Coniando il termine dall’inglese “issue” che significa “problema”, si identifica quel fenomeno politico che consiste nell’attuare una prassi comunicativa nella quale si discute su una singola parcella di una problematica, polarizzando l’elettorato su posizioni divergenti e inconciliabili. Vi è la concentrazione, o meglio la polarizzazione, su un singolo tema (che però è inserito in un contesto socioculturale molto più ampio). Lo scopo della polarizzazione degli schieramenti su uno specifico issue, consiste nell’elevare tale singolo aspetto circostanziato a battaglia fondamentale e centrale per il superamento della problematica più ampia e generale.

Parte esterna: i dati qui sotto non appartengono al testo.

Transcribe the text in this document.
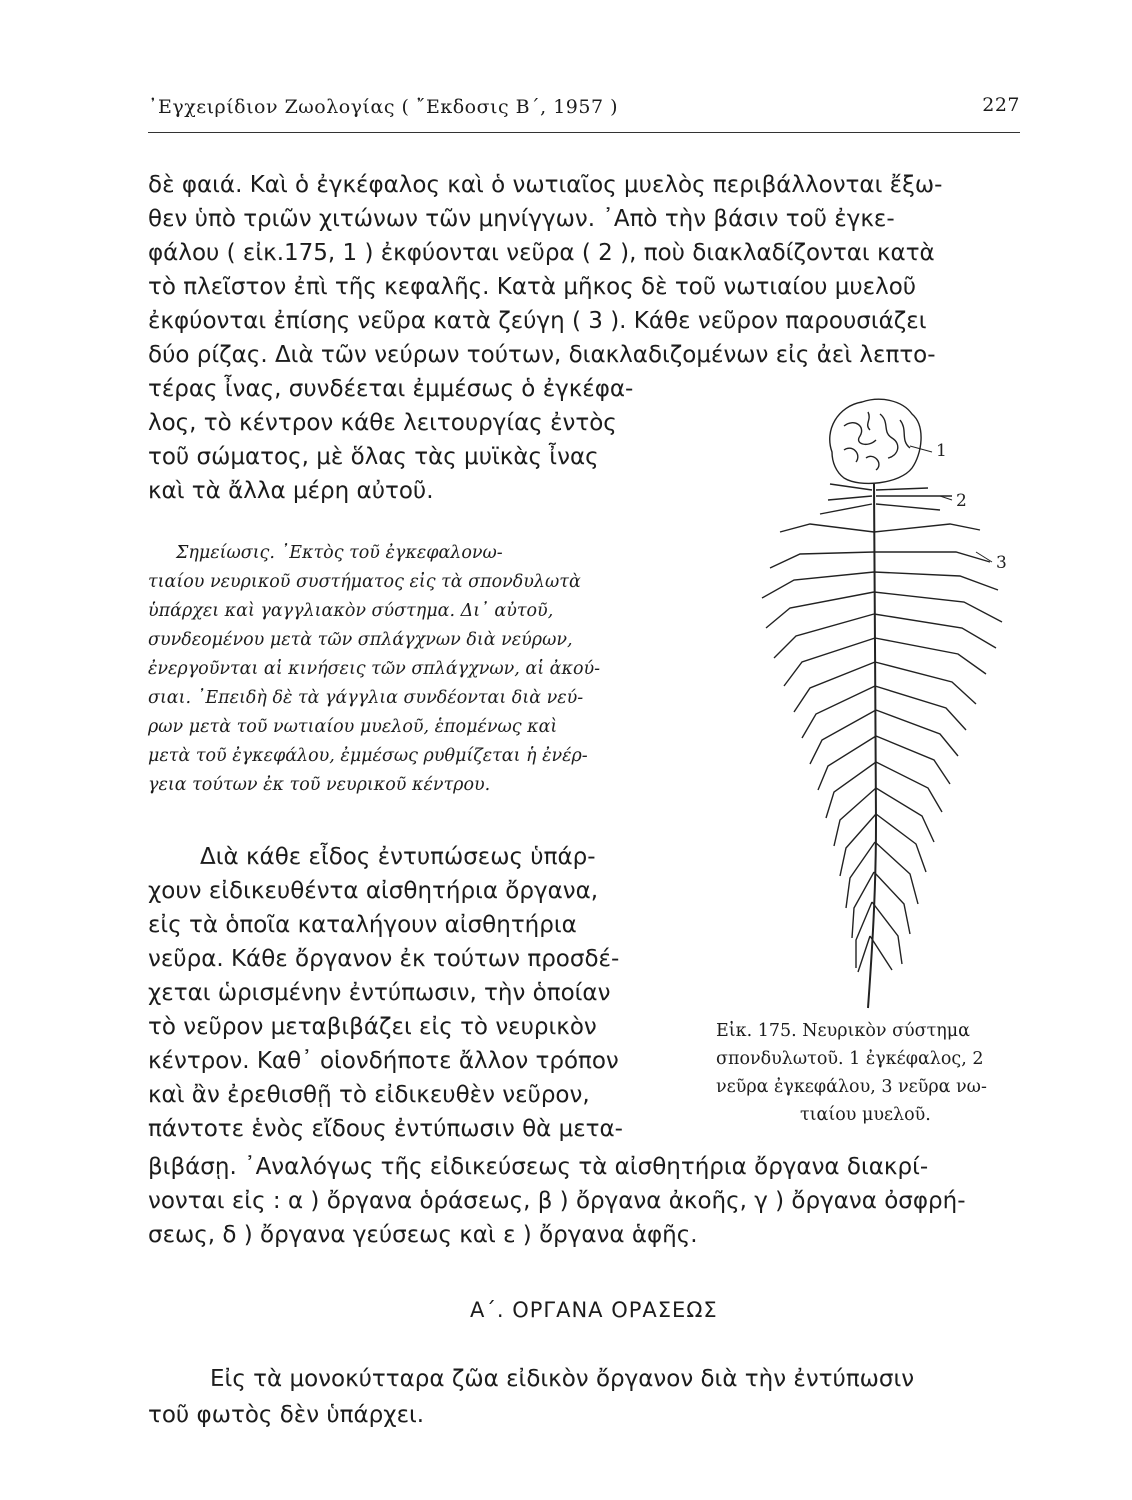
᾿Εγχειρίδιον Ζωολογίας ( ῎Εκδοσις Β΄, 1957 )	227
δὲ φαιά. Καὶ ὁ ἐγκέφαλος καὶ ὁ νωτιαῖος μυελὸς περιβάλλονται ἔξω-
θεν ὑπὸ τριῶν χιτώνων τῶν μηνίγγων. ᾿Απὸ τὴν βάσιν τοῦ ἐγκε-
φάλου ( εἰκ.175, 1 ) ἐκφύονται νεῦρα ( 2 ), ποὺ διακλαδίζονται κατὰ
τὸ πλεῖστον ἐπὶ τῆς κεφαλῆς. Κατὰ μῆκος δὲ τοῦ νωτιαίου μυελοῦ
ἐκφύονται ἐπίσης νεῦρα κατὰ ζεύγη ( 3 ). Κάθε νεῦρον παρουσιάζει
δύο ρίζας. Διὰ τῶν νεύρων τούτων, διακλαδιζομένων εἰς ἀεὶ λεπτο-
τέρας ἶνας, συνδέεται ἐμμέσως ὁ ἐγκέφα-
λος, τὸ κέντρον κάθε λειτουργίας ἐντὸς
τοῦ σώματος, μὲ ὅλας τὰς μυϊκὰς ἶνας
καὶ τὰ ἄλλα μέρη αὐτοῦ.
Σημείωσις. ᾿Εκτὸς τοῦ ἐγκεφαλονω-
τιαίου νευρικοῦ συστήματος εἰς τὰ σπονδυλωτὰ
ὑπάρχει καὶ γαγγλιακὸν σύστημα. Δι᾿ αὐτοῦ,
συνδεομένου μετὰ τῶν σπλάγχνων διὰ νεύρων,
ἐνεργοῦνται αἱ κινήσεις τῶν σπλάγχνων, αἱ ἀκού-
σιαι. ᾿Επειδὴ δὲ τὰ γάγγλια συνδέονται διὰ νεύ-
ρων μετὰ τοῦ νωτιαίου μυελοῦ, ἑπομένως καὶ
μετὰ τοῦ ἐγκεφάλου, ἐμμέσως ρυθμίζεται ἡ ἐνέρ-
γεια τούτων ἐκ τοῦ νευρικοῦ κέντρου.
Διὰ κάθε εἶδος ἐντυπώσεως ὑπάρ-
χουν εἰδικευθέντα αἰσθητήρια ὄργανα,
εἰς τὰ ὁποῖα καταλήγουν αἰσθητήρια
νεῦρα. Κάθε ὄργανον ἐκ τούτων προσδέ-
χεται ὡρισμένην ἐντύπωσιν, τὴν ὁποίαν
τὸ νεῦρον μεταβιβάζει εἰς τὸ νευρικὸν
κέντρον. Καθ᾿ οἱονδήποτε ἄλλον τρόπον
καὶ ἂν ἐρεθισθῇ τὸ εἰδικευθὲν νεῦρον,
πάντοτε ἑνὸς εἴδους ἐντύπωσιν θὰ μετα-
βιβάσῃ. ᾿Αναλόγως τῆς εἰδικεύσεως τὰ αἰσθητήρια ὄργανα διακρί-
νονται εἰς : α ) ὄργανα ὁράσεως, β ) ὄργανα ἀκοῆς, γ ) ὄργανα ὀσφρή-
σεως, δ ) ὄργανα γεύσεως καὶ ε ) ὄργανα ἁφῆς.
Α΄. ΟΡΓΑΝΑ ΟΡΑΣΕΩΣ
Εἰς τὰ μονοκύτταρα ζῶα εἰδικὸν ὄργανον διὰ τὴν ἐντύπωσιν
τοῦ φωτὸς δὲν ὑπάρχει.
1
2
3
Εἰκ. 175. Νευρικὸν σύστημα
σπονδυλωτοῦ. 1 ἐγκέφαλος, 2
νεῦρα ἐγκεφάλου, 3 νεῦρα νω-
τιαίου μυελοῦ.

Creators, influencer, politici, giornalisti, artisti etc. intavolano dibattiti relativi a fatti di cronaca incentrati su una particolare e determinata tematica con l’esito involontario di radicalizzare le rispettive posizioni e conducendo i propri seguaci ad identificarsi con le posizioni espresse: posizioni che per loro natura, sono intrinsecamente ambivalenti. Questo tipo di esposizione mediatica sui temi politici è caratterizzata dall’assenza di una chiara e definita posizione ideologica di fondo. Difatti, le tematiche trattate, che possono essere per fare alcuni esempi: razzismo, ambientalismo, omofobia etc., sono singoli topics estrapolati da un contesto più ampio. Proprio come il menù di Netflix, in cui scegliamo ciò che più ci aggrada. Un altro aspetto da considerare relativo alla Issuefication è la forma con cui vengono trattati i temi, oltre al contenuto in sé. I creators e gli influencer puntano infatti sulla forza della narrativa singola e personale, facendo leva sull’emotività piuttosto che analizzare i dati generali trattando il tutto da un’ottica distaccata e razionale. Tale tipo di comunicazione, seppur utile ai fini dell’engagement, rischia di banalizzare il contenuto trattato e di scadere, a volte, nella disinformazione. Dall’altro lato, l’utilizzo politico delle issue può divenire, per alcuni esponenti politici, un vero e proprio brand differenziante che permette al singolo individuo di farsi portavoce di una battaglia (spesso inerente ai diritti civili) e di aumentare la propria influenza sugli elettori.
La issuefication della politica non è un processo negativo o positivo in quanto tale. Come tutti i fenomeni complessi, esso ha lati positivi e funzionali, come lati negativi e disfunzionali. La democratizzazione del dibatto relativo alle tematiche civili è positivo, in quanto permette la libera espressione di ogni individuo con il relativo apporto personale e contribuisce a creare una maggiore consapevolezza riguardo alle tematiche della vita pubblica e privata. Allo stesso tempo, la polarizzazione insita nella comunicazione emotiva da social network, rischia di spegnere e intorpidire la purezza di un dibattito costruttivo, arroccando i due schieramenti nelle rispettive posizioni e non permettendo un proficuo dialogo per la risoluzione della problematica in questione.
Sta agli utenti, implementare i lati positivi portati da questo nuovo fenomeno e smussare e migliorare le conseguenze negative ad esso correlate.